Many other neighborhoods have also fallen to investors who have no interest than profits in neighborhoods. That often attracts people of any race who are not committed to neighborhoods. It’s bad for cities. Home ownership is the best thing for any city.
There have been some bad investors, owners, and bad management companies whom have blighted areas of Wellington Heights and other older neighborhoods in Cedar Rapids. And I’m sure this is also the case in other Iowa cities.
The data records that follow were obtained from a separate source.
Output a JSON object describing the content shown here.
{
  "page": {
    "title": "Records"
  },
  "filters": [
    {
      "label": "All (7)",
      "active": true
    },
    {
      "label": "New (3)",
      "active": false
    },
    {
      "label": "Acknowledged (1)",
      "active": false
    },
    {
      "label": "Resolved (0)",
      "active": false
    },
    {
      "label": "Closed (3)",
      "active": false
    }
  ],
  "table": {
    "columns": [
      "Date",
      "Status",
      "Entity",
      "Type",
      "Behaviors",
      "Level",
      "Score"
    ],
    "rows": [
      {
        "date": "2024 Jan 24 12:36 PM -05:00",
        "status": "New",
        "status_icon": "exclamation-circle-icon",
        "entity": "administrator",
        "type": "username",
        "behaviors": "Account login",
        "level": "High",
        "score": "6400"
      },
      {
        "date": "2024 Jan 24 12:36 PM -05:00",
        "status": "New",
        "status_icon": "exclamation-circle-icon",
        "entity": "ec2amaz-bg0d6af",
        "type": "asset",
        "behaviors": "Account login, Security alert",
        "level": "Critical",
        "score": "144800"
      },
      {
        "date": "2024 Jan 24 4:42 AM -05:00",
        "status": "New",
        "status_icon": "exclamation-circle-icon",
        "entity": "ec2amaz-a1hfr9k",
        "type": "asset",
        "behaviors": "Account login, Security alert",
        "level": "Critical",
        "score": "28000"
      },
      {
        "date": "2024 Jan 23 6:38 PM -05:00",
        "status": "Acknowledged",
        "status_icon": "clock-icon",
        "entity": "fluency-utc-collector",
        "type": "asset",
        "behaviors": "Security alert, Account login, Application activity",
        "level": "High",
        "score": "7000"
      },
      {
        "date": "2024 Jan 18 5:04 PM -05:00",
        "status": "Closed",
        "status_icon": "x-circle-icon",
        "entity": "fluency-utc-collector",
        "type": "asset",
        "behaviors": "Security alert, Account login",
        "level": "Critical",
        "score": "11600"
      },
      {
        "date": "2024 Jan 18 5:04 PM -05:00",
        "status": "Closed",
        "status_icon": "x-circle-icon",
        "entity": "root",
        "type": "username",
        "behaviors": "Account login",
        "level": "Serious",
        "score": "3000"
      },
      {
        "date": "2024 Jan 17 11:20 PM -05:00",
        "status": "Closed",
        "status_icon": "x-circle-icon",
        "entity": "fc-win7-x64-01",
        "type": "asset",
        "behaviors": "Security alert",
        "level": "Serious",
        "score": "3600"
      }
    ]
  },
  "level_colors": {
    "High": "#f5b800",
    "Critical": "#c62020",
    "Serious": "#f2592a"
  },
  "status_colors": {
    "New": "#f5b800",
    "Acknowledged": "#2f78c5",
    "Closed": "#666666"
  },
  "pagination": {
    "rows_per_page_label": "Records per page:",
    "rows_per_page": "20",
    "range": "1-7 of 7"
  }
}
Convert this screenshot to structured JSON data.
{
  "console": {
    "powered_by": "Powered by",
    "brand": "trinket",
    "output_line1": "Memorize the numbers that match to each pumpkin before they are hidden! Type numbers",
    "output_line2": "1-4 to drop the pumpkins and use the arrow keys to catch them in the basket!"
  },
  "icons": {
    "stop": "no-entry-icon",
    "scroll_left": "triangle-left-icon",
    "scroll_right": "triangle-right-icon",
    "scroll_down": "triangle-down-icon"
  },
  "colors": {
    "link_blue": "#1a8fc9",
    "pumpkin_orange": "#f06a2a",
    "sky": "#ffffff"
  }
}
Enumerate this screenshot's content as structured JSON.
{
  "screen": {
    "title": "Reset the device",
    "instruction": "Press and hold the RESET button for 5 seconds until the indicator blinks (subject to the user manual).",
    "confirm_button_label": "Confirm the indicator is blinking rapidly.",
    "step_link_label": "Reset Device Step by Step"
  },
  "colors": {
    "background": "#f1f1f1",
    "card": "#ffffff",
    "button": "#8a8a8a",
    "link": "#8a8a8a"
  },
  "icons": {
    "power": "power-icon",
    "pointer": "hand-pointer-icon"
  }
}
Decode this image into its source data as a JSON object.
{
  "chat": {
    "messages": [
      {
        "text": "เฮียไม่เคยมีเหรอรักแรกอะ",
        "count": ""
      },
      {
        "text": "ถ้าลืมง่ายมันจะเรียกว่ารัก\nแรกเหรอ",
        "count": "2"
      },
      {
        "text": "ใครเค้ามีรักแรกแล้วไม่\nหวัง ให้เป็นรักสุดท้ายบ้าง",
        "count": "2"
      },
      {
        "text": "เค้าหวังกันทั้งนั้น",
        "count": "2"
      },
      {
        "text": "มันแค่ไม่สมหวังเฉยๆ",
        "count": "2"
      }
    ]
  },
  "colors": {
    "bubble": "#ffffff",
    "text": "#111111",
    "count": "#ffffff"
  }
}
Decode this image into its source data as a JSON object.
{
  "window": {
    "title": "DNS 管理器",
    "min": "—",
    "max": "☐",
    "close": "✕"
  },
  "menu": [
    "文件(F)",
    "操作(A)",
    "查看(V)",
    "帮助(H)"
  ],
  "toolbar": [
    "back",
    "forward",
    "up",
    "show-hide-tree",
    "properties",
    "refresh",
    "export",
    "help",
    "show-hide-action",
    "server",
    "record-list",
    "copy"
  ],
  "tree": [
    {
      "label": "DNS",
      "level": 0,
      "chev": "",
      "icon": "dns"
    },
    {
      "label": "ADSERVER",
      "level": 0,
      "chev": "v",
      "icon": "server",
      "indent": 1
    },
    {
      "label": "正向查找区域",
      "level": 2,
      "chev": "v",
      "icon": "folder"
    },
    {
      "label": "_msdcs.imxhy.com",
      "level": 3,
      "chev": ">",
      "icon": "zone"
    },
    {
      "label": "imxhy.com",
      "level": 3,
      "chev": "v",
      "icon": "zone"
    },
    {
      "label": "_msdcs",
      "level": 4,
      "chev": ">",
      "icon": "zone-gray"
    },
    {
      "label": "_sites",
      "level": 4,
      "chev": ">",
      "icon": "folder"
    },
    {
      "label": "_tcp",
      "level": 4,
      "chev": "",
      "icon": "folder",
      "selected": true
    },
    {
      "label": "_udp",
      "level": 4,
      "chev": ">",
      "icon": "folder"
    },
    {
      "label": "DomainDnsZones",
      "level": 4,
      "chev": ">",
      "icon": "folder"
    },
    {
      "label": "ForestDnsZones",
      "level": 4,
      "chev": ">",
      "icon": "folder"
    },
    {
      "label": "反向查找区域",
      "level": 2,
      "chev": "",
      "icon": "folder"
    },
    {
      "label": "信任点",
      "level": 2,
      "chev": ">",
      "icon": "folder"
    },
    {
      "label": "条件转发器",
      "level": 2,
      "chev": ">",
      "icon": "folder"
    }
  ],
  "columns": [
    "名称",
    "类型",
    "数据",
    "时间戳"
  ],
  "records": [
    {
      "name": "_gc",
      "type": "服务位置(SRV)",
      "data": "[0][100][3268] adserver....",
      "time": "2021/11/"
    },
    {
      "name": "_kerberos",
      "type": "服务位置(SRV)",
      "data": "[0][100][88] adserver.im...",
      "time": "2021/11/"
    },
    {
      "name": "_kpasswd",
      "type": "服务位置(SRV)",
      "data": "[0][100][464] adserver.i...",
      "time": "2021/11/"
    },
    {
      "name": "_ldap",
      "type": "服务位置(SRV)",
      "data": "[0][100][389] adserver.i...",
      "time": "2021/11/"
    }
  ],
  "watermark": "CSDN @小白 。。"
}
So when Cedar Rapids started seeing changes on the news, they had somewhere and someone to point the finger at - Chicago, and the Chicagoan’s who’ve migrated. And, like every migration, the nails come out and and brows go up because there’s someone to blame for increasing crime. We have, I will admit, a number of people extradited from Chicago for crimes here in recent years. They don’t live here. And the same thing goes on I’m quite sure in other Iowa cities, especially due to the Interstate and the proximity to Illinois. It’s the easiest conveyance for the drug and weapons market.
And so these people may be passing through town, staying at a hotel, going to a club, and visiting a relative. It’s a modern day problem everywhere. Most of these people don’t live here, but occasionally they do, and the City of Cedar Rapids is going after their landlord who knowingly keep renting to these people.
I have met so many wonderful people who have relocated to Cedar Rapids from Chicago and I think they have brought fresh positivity to this city. I have heard nothing but thanks for the friendliness of most of their neighbors, the financial ability to buy Holmes and cars. They’re so happy with the quality of the schools for their children. And Chicago is just a few hours away to go back and visit grandma during the holidays. I don’t think I’ve ever met as many things to say about Cedar Rapids as the newcomers from Chicago, and it upsets them when criminals put a blight on them unfairly.
My understanding of the illegal gun trade is that they are usually purchased in several quantities by not too bright people without records in states without hard gun legislation. They then get delivered North to people who pay them well, and they then get re-sold on the market to anyone, including, eventually, teenagers. I am now in assisted living, but my mother is still in her home she purchased in 1978. In the past few years there have been approximately eight shootings within four blocks of her home, two of them fatal. All of them committed by kids under 18. One of the fatalities was a 12 year-old girl, by a 14 year-old boy. We’ve had shootings by kids all over the city in all kinds of neighborhoods as kids ride in cars, even in Ubers. One Uber in a a busy residential intersection was shot at numerous other times by kids in another car. She had six teenage boys in her car. A bullet narrowly missed her and lodged in her seat. The Uber driver quit after that event. And bullets are stuck in the sides of cars, the siding of homes, and interiors too. I know this is happening everywhere, but having it here truly tarnished a city where kids should be thriving.
My last comment is about the new school development program for Cedar Rapids that was outlined this fall.
Cedar Rapids outlined a reduction in neighborhood elementary schools, keeping just one in the older SE and NE side. They will rebuild a new Johnson School. They also reduced the number of middle schools. It upset me greatly when I saw that they planned to eliminate McKinley Middle School, and place all of the Middle Schools on the outer, newer sides of town. So where does this leave these students?
It leaves them without a local school identity during important years where they need a home base for sports and arts activities where they can walk home afterwards. Instead they will be on busses early in the morning until late afternoon, just for school. The district will put a downtown school for “dropouts” or non-traditional students. No more investment will be made in the older neighborhoods.